O imprevisível avanço, na última década, da "guerra de religiões" só se acelera, hoje, com a debilidade do implante da democracia, entendida como o marco definitivo da modernidade. De saída, pela perplexidade do impasse da Primavera Árabe, marcada pelo retrocesso democrático, após a queda das ditaduras na Tunísia, no Egito e na Líbia. O afastamento de Mursi inquieta, exatamente, pela quebra das regras do jogo, no golpe literal infringido à primeira presidência constitucional do país. O que estaria em causa seria o limite dentro do qual a garantia das maiorias eleitorais seria empolgada por uma dominante religiosa, tal como evidenciada pela Fraternidade Muçulmana. É nesse mesmo limite que a Primavera Árabe ressente-se da força da contradição interior na sua identidade, e do advento possível de um Estado religioso e muçulmano como o seu resultado. Retoma-se, no pressuposto da vigência democrática, o mesmo confronto da volta da sharia iraniana, na repulsa mais funda do implante, já multissecular, da dominação ocidental em toda a região. Da mesma forma, o novo levante de facções budistas em Mianmar extrema essa nova "guerra de religiões", no empenho de eliminar completamente, senão reduzir, os direitos das franjas islâmicas desse país ganho à independência, após o Raj britânico.
Claudica, também, nessa emergência, e em função do mesmo conflito-matriz de identidades, a busca do diálogo-limite, em que o status internacional do reconhecimento de diferenças pudesse, de vez, aflorar no século emergente. Inquieta o quanto os Estados Unidos, a base, exatamente, das alianças estratégicas frente a uma eventual e futura ascendência chinesa, viola as suas normas de assistência - que inibem o auxílio a qualquer golpe de Estado -, mantendo as dotações ao governo pós-Mursi, no Cairo.

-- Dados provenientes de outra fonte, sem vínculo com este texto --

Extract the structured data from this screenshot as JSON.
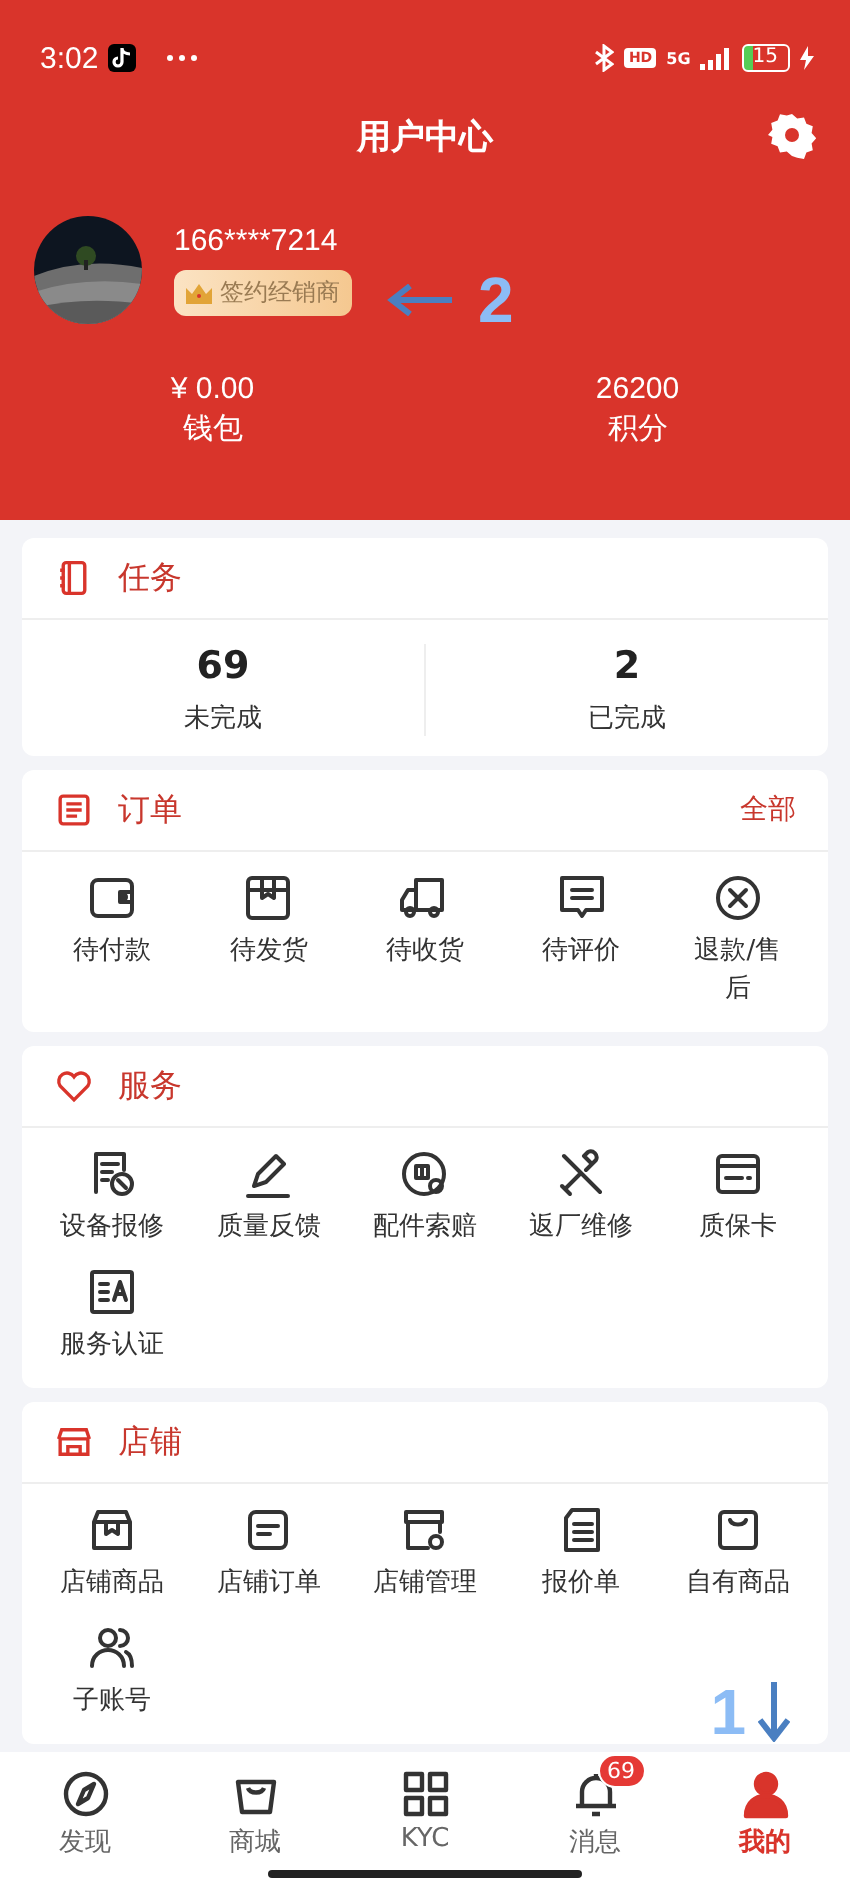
{
  "status_bar": {
    "time": "3:02",
    "network": "5G",
    "hd": "HD",
    "battery": "15"
  },
  "header": {
    "title": "用户中心"
  },
  "profile": {
    "phone": "166****7214",
    "badge": "签约经销商"
  },
  "stats": [
    {
      "value": "¥ 0.00",
      "label": "钱包"
    },
    {
      "value": "26200",
      "label": "积分"
    }
  ],
  "sections": [
    {
      "title": "任务",
      "kind": "counts",
      "counts": [
        {
          "value": "69",
          "label": "未完成"
        },
        {
          "value": "2",
          "label": "已完成"
        }
      ]
    },
    {
      "title": "订单",
      "kind": "grid",
      "link": "全部",
      "items": [
        "待付款",
        "待发货",
        "待收货",
        "待评价",
        "退款/售后"
      ]
    },
    {
      "title": "服务",
      "kind": "grid",
      "items": [
        "设备报修",
        "质量反馈",
        "配件索赔",
        "返厂维修",
        "质保卡",
        "服务认证"
      ]
    },
    {
      "title": "店铺",
      "kind": "grid",
      "items": [
        "店铺商品",
        "店铺订单",
        "店铺管理",
        "报价单",
        "自有商品",
        "子账号"
      ]
    }
  ],
  "tabs": [
    {
      "label": "发现",
      "selected": false
    },
    {
      "label": "商城",
      "selected": false
    },
    {
      "label": "KYC",
      "selected": false
    },
    {
      "label": "消息",
      "selected": false,
      "badge": "69"
    },
    {
      "label": "我的",
      "selected": true
    }
  ],
  "annotations": [
    {
      "label": "2"
    },
    {
      "label": "1"
    }
  ]
}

A regressão é a mesma que deslegitima o auxílio à rebeldia anti-Assad na Síria, a ser ainda a garantia - não obstante a sua corrupção - da coexistência religiosa no país, ameaçado por uma síndrome igual à da Fraternidade, no Cairo.
Não se descarte, por outro lado, o quanto, no efeito maior do 11 de setembro, o novo enraizamento político na identidade religiosa pode ameaçar, inclusive, a potência global remanescente, qual os Estados Unidos. Contrapõe-se ao governo Obama um republicanismo cada vez mais religioso e fundamentalista, a empunhar uma política de embargo a toda imigração muçulmana, senão, já, da sua remoção territorial. Recrudescem, ao mesmo tempo, as manifestações do Partido Republicano contra os chicanos. E haveria de perquirir se, dentro desse fechamento, o partido oposicionista, contra todos os foun-ding fathers, acalentaria uma pretensão étnica, associando o futuro do país aos "white, anglo-sa-xon, and protestants", enterrada desde o advento da democracia rooseveltiana. Encarnando essa nova tendência da reconstrução de etnias, deparamos a iniciativa de Israel de reeducar para o judaísmo e de trazer às suas fronteiras etíopes descartados em seu território, a mostrar o passivo de governos que não vão às raízes da vida coletiva e assumem a completa marginalidade de setores reconhecíveis de sua população.
O teste definitivo dessa regressão passa, por força, pelo pós-golpe no Egito. Já desponta inquietantemente a estratégia dos plebiscitos imediatos, legitimando a mudança das "regras do jogo" político, em favor de novas aristocracias do voto, contra o peso real de maiorias que vençam nas urnas.